TikTok: What Is Urophilia? Gen Z Fetish Humor About Getting Peed On

As a Millennial who spends an inordinate amount of time scrolling through TikTok, I am often approached by my colleagues in muted, slightly embarrassed tones to explain or comment on various Gen Z ephemera. Usually there is a minimum of sociocultural context that I can provide, which mainly boils down to explaining who Addison Rae is or why they shouldn’t be offended by jokes about skinny jeans and side parts or whatever bullying Lin-Manuel Miranda is like makes fun. But recently one of my best friends texted me with a question that left me speechless.

“I got a lot of TikToks from girls talking / joking about wanting to be peed,” he asked me. “Is that a thing?” He then added a number of TikToks of various attractive young women, all united by their fervent desire to micturate themselves. There was a POV video in which a girl smiled mischievously after losing a star contest that the loser peed on. There was a video titled, “If you take your boyfriend to the beach and” accidentally “gets stung by a jellyfish,” said one woman, dramatically lip-synching, “I won. Exactly as planned ”(in fact, the vast majority of the videos under this audio are pee geared).

It seemed like my friend accidentally came across PissTok, a segment of TikTok in which zoomers pretend to have an angry piss fetish. (The technical term is “urophilia,” but that’s a lot less fun than “piss kink.”) While there are many variations on the #pisstok content genre (which, despite TikTok’s strict content guidelines, has around 22.4 million views). The general theme is pretty consistent: a person, usually a woman, makes up a fictional scenario in which they accidentally purposely play themselves on piss and like it. (It goes without saying that there are no real golden showers in front of the camera.)

@ comme.baby

Don’t tell me what to love πŸ˜€πŸ’› #pisstok #peebaby #tinkletime

♬ Original sound – unknown

Before some mad Ben Shapiro guy reads about it and devotes a podcast episode to deciphering the deterioration of Western culture, I should probably say what goes with virtually every explanation of a meme: It’s a joke; it’s not that serious.

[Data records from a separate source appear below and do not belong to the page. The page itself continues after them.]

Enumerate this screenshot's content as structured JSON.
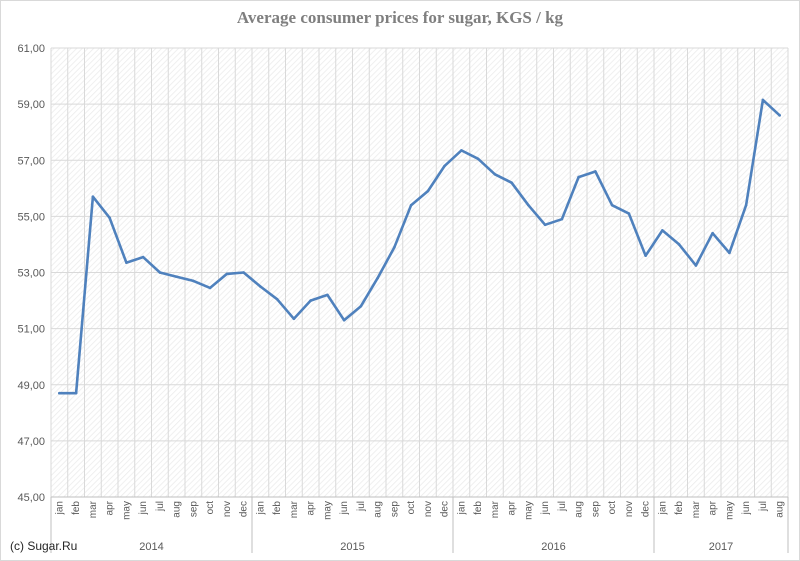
{
  "credit": "(c) Sugar.Ru",
  "colors": {
    "line": "#4f81bd",
    "grid": "#d9d9d9",
    "axis": "#bfbfbf"
  },
  "chart_data": {
    "type": "line",
    "title": "Average consumer prices for sugar, KGS / kg",
    "xlabel": "",
    "ylabel": "",
    "ylim": [
      45,
      61
    ],
    "y_ticks": [
      "45,00",
      "47,00",
      "49,00",
      "51,00",
      "53,00",
      "55,00",
      "57,00",
      "59,00",
      "61,00"
    ],
    "grid": true,
    "legend": "none",
    "year_groups": [
      {
        "year": "2014",
        "count": 12
      },
      {
        "year": "2015",
        "count": 12
      },
      {
        "year": "2016",
        "count": 12
      },
      {
        "year": "2017",
        "count": 8
      }
    ],
    "categories": [
      "jan",
      "feb",
      "mar",
      "apr",
      "may",
      "jun",
      "jul",
      "aug",
      "sep",
      "oct",
      "nov",
      "dec",
      "jan",
      "feb",
      "mar",
      "apr",
      "may",
      "jun",
      "jul",
      "aug",
      "sep",
      "oct",
      "nov",
      "dec",
      "jan",
      "feb",
      "mar",
      "apr",
      "may",
      "jun",
      "jul",
      "aug",
      "sep",
      "oct",
      "nov",
      "dec",
      "jan",
      "feb",
      "mar",
      "apr",
      "may",
      "jun",
      "jul",
      "aug"
    ],
    "series": [
      {
        "values": [
          48.7,
          48.7,
          55.7,
          54.95,
          53.35,
          53.55,
          53.0,
          52.85,
          52.7,
          52.45,
          52.95,
          53.0,
          52.5,
          52.05,
          51.35,
          52.0,
          52.2,
          51.3,
          51.8,
          52.8,
          53.9,
          55.4,
          55.9,
          56.8,
          57.35,
          57.05,
          56.5,
          56.2,
          55.4,
          54.7,
          54.9,
          56.4,
          56.6,
          55.4,
          55.1,
          53.6,
          54.5,
          54.0,
          53.25,
          54.4,
          53.7,
          55.4,
          59.15,
          58.6
        ]
      }
    ]
  }
}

“HAHAHA NO WAY,” said Kira Fields, aka precum.baby, on TikTok when I asked her to speak about PissTok (a message preceded by a detailed apology). I DM’ed Kira because I came across one of her videos where she crossed her eyes with the caption, “Look me right in the eyes and tell me you don’t have an angry piss kink.” β€œI have to tell you, though, that the video was a joke. I just thought it was funny. “When asked to analyze it further (which is known to be a tried and tested method to make a joke even funnier), Kira replied thoughtfully and said,” I think we are a very open generation when it comes to sex no longer a taboo subject and in a way desensitized to most things that people like sexually. “

While she thought a piss kink was still nervous enough to grab attention – “it’s one of those things that still makes you unusually and uncomfortably funny” – she was surprised after posting her video to the Seeing comments that a lot of people thought they meant business and estimated that a third of their commentators were appalled and a third were “thrilled”. “[That] tells me there are a lot more people with the actual kink than I thought, ”she says. (She’s right: an Australian poll shows roughly four percent of men share the kink, a small but not entirely negligible number.)

Interestingly, although the term “kink shame” is used so much in contemporary discourse that it becomes a meme to itself, there is nothing in videos like Kiras that comes out as shame or anti-kink. In that sense, she didn’t particularly bother that people thought she actually had a piss fetish because the punch line wasn’t really the kink itself, but her detour way of confessing it. “A lot of Gen Z humor gets you the butt of the joke,” she says.

While PissTok is mostly kidding, there is one aspect that is worth noting: how feminine the meme is. For perhaps obvious reasons, little cultural space has generally been reserved for pee conversations, but the little-discussed discussions have largely centered on men who have the fetish. Think the episode of Sex and the City in which Carrie Bradshaw – who allegedly makes a living as a sex positive columnist – is simply shocked and shocked when she asks her politician friend (played by perennial silver fox John Slattery) to ask him to pee.

But PissTok is largely dominated by young women who use the joke to express their passionate sexual desire for their partners or for celebrities like Sebastian Stan or Timothee Chalamet or Elizabeth Olson. As overwhelming as their horniness is for the individual in question, do they seem to be saying that they would like to allow them – no, they would go to great lengths to care for them – to pee on them. (One consequence of this is the TikTok trend, where women passionately complain that they would never let a man spit in their mouths just for palpitations like Adam Driver or Harry Styles or the sexy, mentally damaged fish, the Willem Dafoe in Finding Nemo.) “I think it might have something to do with women becoming more comfortable about their sexuality,” says Kira of the trend. And while none of this is to say that zoomers making silly pee jokes are an empowering feminist #girlboss trend, it may be an indication that we’ve come a long way since Carrie Bradshaw came across the prospect of the Guy pissed off mad men.